Many of you, by now, have heard about our daughters imaginary friends, McGleet and McGloot. They are often accompanied by other imaginary girls, Ma-lisa, Maleeesa, Lucia, and any other name that happens to hang around that day. There have been "friends" who have been around for a few minutes and left, and then there is also Churna who introduced McGleet to our family and never came back. But McGleet has been around ever since that day in July when Churna brought her over to play. As a parent who's college degree is in child development and family studies, I always worry about the reasons behind a child's reasons for each behavior. Some of you may remember how I freaked out when Marin was about 14 months old and started pulling her hair when she was mad. I was convinced this was a result of so many people, strangers and friends, always talking about her red hair. "Its just too much attention for a small child to handle" I would say overly concerned to Todd. This phase lasted for about 2 weeks and probably had nothing to do with her flaming hair drawing so much attention.

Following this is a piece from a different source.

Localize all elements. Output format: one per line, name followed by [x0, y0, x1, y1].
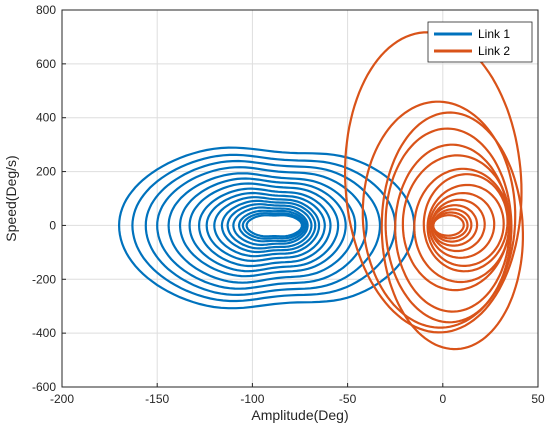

With the onset of her imaginary friends I was convinced they arrived as a result of loneliness. I was a firm believer in having siblings be less than 3 years apart. There is a lot of research data out there that says kids farther apart than that are not "playmates" for each other. Let me be clear, the data says "playmates" this is different than an older child playing
with a younger child, or helping the younger child, or loving the younger child. Once children breach 3.5/4 years their developmental stages do not overlap until young adulthood. Many siblings have reported the discovery of new friendships when they all reach adulthood and are figuring out adult life together. Many said it was becoming parents together that brought about their friendships with each other. My life plan was to have kids about 2.5 years apart so that they would be life long buddies. Because my life plans always work out... right. Well this plan was not God's plan for us, and as a result of a miscarriage, unemployment, living in a guest house for 8 months (which Todd likes to call our year of homelessness because we did not have our own address) we put off baby making or for the sake of this story, sibling making, until things in our life had some sort of a direction. (I would like to insert here, and this is whole different post topic, that "direction" in our life did not mean calmness or having anything really figured out. And after our last year we keep thinking, "surly we are crazy for adding another person to this family when we are just now getting our feet under ourselves. Are we crazy?)
OK back to McGleet. I was sure Marin brought about these friends because she was lonely, in need of a partner, a friend who was with her at all time, a sibling. She was mad at us for not giving her a playmate that lived with us. All of you who chose college training that has nothing to do with children are very thankful you don't have to stress out about such things you have read about in text books. Now that her "friends" have been around for almost 9 months I have given these additional people much thought. I am not convinced these friends appeared out of loneliness, Marin has more good friends than I can count, and the month McGleet arrived was mid summer and we were in the swing of daily swimming dates with friends. Marin also had her daddy at her side one hundred percent of her day. They were inseparable playmates as he was unemployed and I was working lots of extra hours. After 9 months of these characters being a part of our lives I am very sure these friends are a result of a child having the TIME to invent such things, and creativity. And maybe a little bit of not having a sibling playmate yet. However these friends have arrived they are here for a while and I am going to put a few conversations on here that result from these characters being in our lives.
M: "Mommy McGleet just got out of her car seat, she's not buckled!"
Me: Marin tell McGleet to get back into her seat, I cannot pull over right now and do it myself
M: McGleet get back in your seat!
M: She's not listening and she's trying to get in the front
Me: McGleet if I have to throw you out the window I will
M: Mommy she's sitting in the front seat on her bottom now
Dinner last night
M: Mommy McGleet is throwing food!
Me: McGleet stop throwing food
M: She's not stopping
Me: Marin if your friends cannot obey our house rules they need to go home. Do I need to call McGleets mommy and tell her to come and get her?
Todd: Some day when our child is committed for still talking to imaginary friends they are going to blame you for talking to them too
Dinner a few weeks ago:
M: McGleet and McGloot's mommy had a baby last night at home, in a birf tub with midwifes. The midwifes came over to the house and the babies were born in the water.
Me: Oh I didn't know their mommy was even pregnant
M: yeah and the mommy had a boy and a girl
many times Marin's friends get what she wishes she had. Marin has said several times she wants "one of each" a boy and a girl.
Surly her parents are normal enough to handle most all situations... right.
OK more to come. Must clean my home!